Fifth Circuit Certified Question to US Supreme Court

Today in United States v. James Ford Seale (07-60732), an en banc Fifth Circuit utilized 28 U.S.C. § 1254(2) and Supreme Court Rule 19 to certify a question to the United States Supreme Court. [I edited this post to add this link to a SCOTUS Blog story about the decision.]

"A federal jury in the Southern District of Mississippi found James Ford Seale guilty of two counts of kidnaping under 18 U.S.C. § 1201(a) and one count of conspiracy to commit kidnaping under 18 U.S.C. § 1201(c). The district court sentenced him to life imprisonment.

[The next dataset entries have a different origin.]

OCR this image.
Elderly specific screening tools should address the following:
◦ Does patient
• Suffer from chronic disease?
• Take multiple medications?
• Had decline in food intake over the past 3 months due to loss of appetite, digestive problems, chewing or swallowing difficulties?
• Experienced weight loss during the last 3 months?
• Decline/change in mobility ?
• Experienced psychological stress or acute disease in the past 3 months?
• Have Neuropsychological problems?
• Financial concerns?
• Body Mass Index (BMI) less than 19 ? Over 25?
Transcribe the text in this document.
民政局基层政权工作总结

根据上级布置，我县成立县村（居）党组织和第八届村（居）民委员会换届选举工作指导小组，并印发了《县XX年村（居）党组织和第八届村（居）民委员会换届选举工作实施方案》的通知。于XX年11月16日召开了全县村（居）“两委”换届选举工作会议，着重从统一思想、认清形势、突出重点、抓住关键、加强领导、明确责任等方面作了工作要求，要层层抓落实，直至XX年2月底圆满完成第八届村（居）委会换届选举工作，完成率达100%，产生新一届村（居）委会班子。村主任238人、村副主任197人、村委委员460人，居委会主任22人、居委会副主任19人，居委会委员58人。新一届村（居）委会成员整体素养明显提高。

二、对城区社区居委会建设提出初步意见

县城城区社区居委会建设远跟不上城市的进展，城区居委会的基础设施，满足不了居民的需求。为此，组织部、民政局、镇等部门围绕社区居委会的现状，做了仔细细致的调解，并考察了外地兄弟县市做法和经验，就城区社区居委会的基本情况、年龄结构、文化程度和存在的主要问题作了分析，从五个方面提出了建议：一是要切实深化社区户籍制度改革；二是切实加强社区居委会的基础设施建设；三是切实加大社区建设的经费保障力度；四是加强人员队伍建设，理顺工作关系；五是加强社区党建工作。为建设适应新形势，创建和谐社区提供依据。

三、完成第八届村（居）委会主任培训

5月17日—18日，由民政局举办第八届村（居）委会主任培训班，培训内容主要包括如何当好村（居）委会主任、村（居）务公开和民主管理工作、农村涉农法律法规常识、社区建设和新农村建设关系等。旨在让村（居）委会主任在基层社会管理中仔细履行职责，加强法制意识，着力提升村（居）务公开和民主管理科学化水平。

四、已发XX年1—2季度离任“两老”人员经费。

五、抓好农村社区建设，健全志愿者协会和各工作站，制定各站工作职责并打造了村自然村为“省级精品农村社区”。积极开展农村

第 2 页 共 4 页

The kidnapings occurred in 1964, but the government did not indict Seale until 2007."

Four years after the kidnapping, but thirty-nine year before the indictment, Congress amended the federal statutes so that the crime was not a capital offense.

The question:

What statute of limitations applies to a prosecution under 18 U.S.C. § 1201 for a kidnaping offense that occurred in 1964 but was not indicted until 2007?

Chief Judge Edith H. Jones wrote in dissent:

Although the certification falls within the permissible scope of Sup. Ct. Rule 19, it is not worth this busy court's time or that of the also-busy Supreme Court to pursue that path. The likelihood of the Court's accepting certification, based on past usage, is virtually nil. The Court has accepted Rule 19 certifications only four times in more than sixty years.